CHAPTER I
FOOD AND DRINK
In considering the manners and customs of London during the seventeenth century we are met with the difficulty that a long civil war, followed by a visitation of Plague and a dreadful Fire, cuts the periods into two parts, and that after the war is over and the King restored we find great changes, in religious thought and ideas, in manners and customs, in society and fashions. The seventeenth corresponds in this respect with the nineteenth century; in our own time we have emerged out of eighteenth-century ideas, which prevailed until displaced by the silent though rapid revolution of the Victorian age. In the seventeenth century there is a similar revolution, but violent and created by the sword.
The City of 1670, as we have seen by our study of the map, resembled in very few details the London of 1640. We must endeavour to bear that point very carefully in mind.

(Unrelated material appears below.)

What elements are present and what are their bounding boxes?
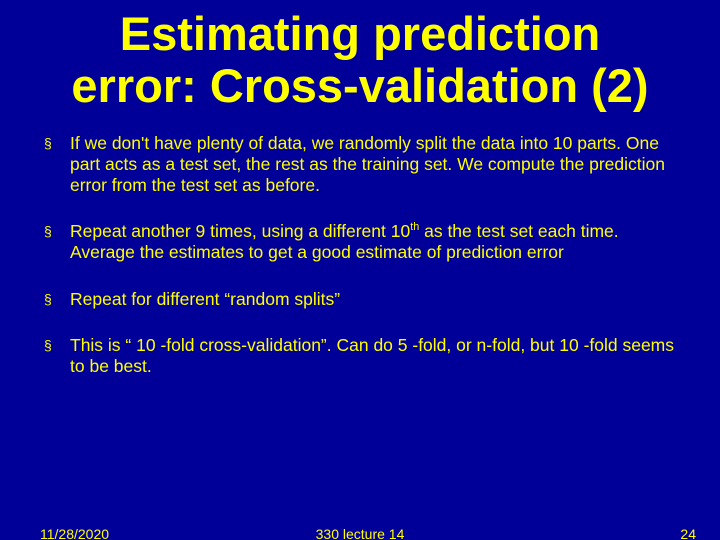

And if we take the latter, rather than the former half of the century for consideration, it is because the former half offers little change from the London of Queen Elizabeth.
The rents of houses varied, of course, with the site and the size. It would appear that for £30 a year one could rent a house of moderate size in any but the most expensive parts of the town. On Ludgate Hill or in Cheapside the rents were a great deal higher.
Of the furniture in such a house I have an inventory belonging to the year 1680. There were four bedrooms. One of these, the principal room, was furnished with a carved bedstead, which had a canopy and a valence; curtains, a looking-glass, and four chairs. The other three bedrooms were less splendidly furnished. There was, however, a plentiful supply of blankets, pillows, bolsters, and feather beds. There were two parlours. One of these was hung with tapestry; curtains of green cloth and a green carpet adorned it; it contained two tables, a clock case, a leather chair, a plush chair, six green cloth chairs, and two green stools. There was a cupboard and one of the tables had a drawer. The other parlour was more simply furnished, and was hung with grey linsey woolsey and gilt leather.
Carpets were advertised for sale in 1660; they were Turkey carpets and intended for the cover of tables; for the floors there was matting in those houses where rushes were not still used. Oil-cloth was introduced about the same time; made “after the German manner” either of linen, cloth, taffeta, or wool.
House in Great St. Helens formerly the Residence of Sr. Jno. Lawrance, lord mayor of LONDON AD 1665
From a print published by J. Sewell, Feb. 1, 1796.
Hangings of leather and of velvet were commonly used; the furniture with tables not laid on trestles but provided with carved and decorated supports; chairs with inlaid work and carving richly upholstered; couches, sideboards, stools, all carved; paintings richly framed hanging from the walls show a great advance on the Tudor time.